A MENTALLY ill agency worker who tried to kill a wagon driver by repeatedly stabbing him on Carlisle’s Pirelli tyre compound has been made the subject of a hospital order.

Dramatic night shift violence flared as victim Michael Kadlcik waited for his trailer to be loaded in a DHL depot at around 3am on April 19, 2019.

Armed with a serrated edged blade, Martin Bozhkov — then aged just 20 and found be suffering from paranoid delusional beliefs — knocked on the door to his cab at the Dalston Road site having been loading tyres into Mr Kadlcik’s trailer.

“When he got down from the cab, the defendant immediately attacked him,” prosecutor Jacob Dyer told Carlisle Crown Court today (Thursday).

Bozhkov first knifed Mr Kadlcik to the head and, watched by shocked warehouse workers, continued to stab his victim while chasing him through a depot, leaving a trail of blood.

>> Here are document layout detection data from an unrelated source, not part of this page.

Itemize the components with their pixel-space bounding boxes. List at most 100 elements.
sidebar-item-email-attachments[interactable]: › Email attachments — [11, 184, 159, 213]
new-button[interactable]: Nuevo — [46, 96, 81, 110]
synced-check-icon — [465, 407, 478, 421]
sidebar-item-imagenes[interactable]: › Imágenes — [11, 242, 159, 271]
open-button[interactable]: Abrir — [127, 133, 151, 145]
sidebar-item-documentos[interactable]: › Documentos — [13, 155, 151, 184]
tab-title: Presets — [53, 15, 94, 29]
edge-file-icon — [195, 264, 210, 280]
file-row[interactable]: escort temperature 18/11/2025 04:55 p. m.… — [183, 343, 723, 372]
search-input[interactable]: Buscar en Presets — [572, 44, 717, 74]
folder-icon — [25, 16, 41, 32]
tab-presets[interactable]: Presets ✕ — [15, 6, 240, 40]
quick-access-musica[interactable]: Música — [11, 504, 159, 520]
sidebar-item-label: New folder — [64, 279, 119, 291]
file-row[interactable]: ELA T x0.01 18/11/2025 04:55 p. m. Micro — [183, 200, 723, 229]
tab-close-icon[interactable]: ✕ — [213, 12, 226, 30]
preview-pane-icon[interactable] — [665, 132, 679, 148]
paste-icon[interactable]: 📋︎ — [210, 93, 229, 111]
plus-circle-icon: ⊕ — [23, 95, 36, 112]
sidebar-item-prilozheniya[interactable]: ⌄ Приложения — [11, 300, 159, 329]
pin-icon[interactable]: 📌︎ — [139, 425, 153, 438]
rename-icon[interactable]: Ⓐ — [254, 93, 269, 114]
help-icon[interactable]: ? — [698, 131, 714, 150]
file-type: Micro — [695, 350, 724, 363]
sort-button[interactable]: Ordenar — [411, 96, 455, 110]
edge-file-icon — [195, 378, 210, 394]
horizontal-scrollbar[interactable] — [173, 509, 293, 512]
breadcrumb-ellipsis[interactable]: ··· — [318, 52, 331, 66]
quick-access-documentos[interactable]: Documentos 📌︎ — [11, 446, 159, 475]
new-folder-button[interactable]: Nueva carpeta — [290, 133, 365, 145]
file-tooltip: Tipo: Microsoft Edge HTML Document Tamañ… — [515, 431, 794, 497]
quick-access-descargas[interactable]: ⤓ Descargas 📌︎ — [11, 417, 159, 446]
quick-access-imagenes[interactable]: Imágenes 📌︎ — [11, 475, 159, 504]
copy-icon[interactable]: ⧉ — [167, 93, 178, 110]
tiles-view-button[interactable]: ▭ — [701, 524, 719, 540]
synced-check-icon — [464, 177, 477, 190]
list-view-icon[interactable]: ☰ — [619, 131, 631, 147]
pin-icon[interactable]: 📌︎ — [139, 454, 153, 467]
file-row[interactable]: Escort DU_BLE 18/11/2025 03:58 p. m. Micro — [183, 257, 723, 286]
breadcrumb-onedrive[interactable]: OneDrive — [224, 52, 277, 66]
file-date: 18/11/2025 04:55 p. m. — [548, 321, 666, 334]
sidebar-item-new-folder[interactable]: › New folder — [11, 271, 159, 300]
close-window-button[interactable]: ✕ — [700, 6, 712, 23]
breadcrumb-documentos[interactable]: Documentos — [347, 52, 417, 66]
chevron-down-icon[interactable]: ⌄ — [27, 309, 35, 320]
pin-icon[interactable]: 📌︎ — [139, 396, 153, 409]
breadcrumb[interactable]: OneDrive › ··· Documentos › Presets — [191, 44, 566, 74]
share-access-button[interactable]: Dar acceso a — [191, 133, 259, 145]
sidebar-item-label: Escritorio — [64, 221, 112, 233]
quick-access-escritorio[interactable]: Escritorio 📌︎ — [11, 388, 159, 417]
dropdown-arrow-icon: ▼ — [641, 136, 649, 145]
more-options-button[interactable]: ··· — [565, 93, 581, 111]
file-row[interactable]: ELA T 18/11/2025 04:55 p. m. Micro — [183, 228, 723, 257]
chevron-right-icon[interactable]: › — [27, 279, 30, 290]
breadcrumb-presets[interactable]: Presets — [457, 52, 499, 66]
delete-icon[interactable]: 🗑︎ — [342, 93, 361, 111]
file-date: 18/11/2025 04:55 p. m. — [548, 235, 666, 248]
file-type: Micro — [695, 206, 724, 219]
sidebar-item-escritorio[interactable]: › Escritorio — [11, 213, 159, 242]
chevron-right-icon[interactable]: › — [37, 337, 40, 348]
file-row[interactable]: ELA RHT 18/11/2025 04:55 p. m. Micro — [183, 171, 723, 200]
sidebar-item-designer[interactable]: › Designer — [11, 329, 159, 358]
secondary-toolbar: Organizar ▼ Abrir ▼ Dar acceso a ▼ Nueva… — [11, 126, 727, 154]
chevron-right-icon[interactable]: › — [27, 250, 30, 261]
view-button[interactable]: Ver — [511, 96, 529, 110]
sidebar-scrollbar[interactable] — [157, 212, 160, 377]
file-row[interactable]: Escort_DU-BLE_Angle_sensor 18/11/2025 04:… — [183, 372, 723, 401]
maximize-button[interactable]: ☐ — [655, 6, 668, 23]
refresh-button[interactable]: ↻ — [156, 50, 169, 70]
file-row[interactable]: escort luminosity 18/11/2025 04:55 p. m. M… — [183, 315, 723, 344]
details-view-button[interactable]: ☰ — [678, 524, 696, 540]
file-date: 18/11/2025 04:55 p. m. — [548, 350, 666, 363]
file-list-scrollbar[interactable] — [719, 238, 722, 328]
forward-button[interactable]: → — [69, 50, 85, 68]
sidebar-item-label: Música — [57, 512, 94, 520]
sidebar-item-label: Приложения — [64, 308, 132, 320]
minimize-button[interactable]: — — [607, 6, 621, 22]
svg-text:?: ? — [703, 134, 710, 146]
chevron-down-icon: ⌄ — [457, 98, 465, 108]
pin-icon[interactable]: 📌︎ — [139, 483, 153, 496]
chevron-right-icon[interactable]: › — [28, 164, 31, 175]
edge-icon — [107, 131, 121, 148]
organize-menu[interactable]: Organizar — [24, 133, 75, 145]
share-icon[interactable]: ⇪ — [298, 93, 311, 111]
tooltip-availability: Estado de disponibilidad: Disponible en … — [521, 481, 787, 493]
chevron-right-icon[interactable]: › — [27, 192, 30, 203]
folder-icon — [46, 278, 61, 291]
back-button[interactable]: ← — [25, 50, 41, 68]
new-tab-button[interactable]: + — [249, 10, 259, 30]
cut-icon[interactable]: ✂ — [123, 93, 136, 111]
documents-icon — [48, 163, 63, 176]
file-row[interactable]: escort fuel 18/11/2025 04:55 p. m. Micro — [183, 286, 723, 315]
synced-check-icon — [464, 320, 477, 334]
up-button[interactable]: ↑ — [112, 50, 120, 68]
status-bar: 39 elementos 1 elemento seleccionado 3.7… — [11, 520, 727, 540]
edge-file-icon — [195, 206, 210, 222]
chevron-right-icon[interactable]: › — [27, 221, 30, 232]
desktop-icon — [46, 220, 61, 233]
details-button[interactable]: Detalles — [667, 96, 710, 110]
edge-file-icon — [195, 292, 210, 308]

Carlisle Crown Court heard one worker saw blood gushing from the head of Mr Kadlcik, who was able to barricade himself in an office.

The 43-year-old Czech resident suffered multiple deep stab wounds to his scalp, face, chest wall and thigh, and a punctured lung. He was treated in the trauma unit of a Newcastle hospital.

In the aftermath, Mr Kadlcik told police through an interpreter he “literally thought he was going to die”.

He had since made a good recovery, was 'stoical' about the incident, and said in an impact statement: “I enjoy my life with family and friends. I am happy I survived the incident. It could have turned out differently.”

Having initially been deemed by doctors unfit to stand trial and enter a plea, Bulgarian national Bozhkov admitted attempted murder during a court hearing last month, telling a judge: “I’m really sorry.”

He had since been detained in a secure psychiatric facility and was said to have been engaging very well with treatment.

After hearing a doctor conclude that this detention should continue, Judge Simon Medland QC directed that Bozhkov should be made the subject of a hospital order.

“You were floridly psychotic in April 2019, simply because, sadly, you suffered from entirely involuntary mental illness,” said Judge Medland.

He added of Mr Kadlcik: “His life was undoubtedly in peril. However stoical he may be, as seems to be the case from his victim impact statement, I dare say this incident will remain forever engraved on his mind long after the psychological scars have begun to fade.”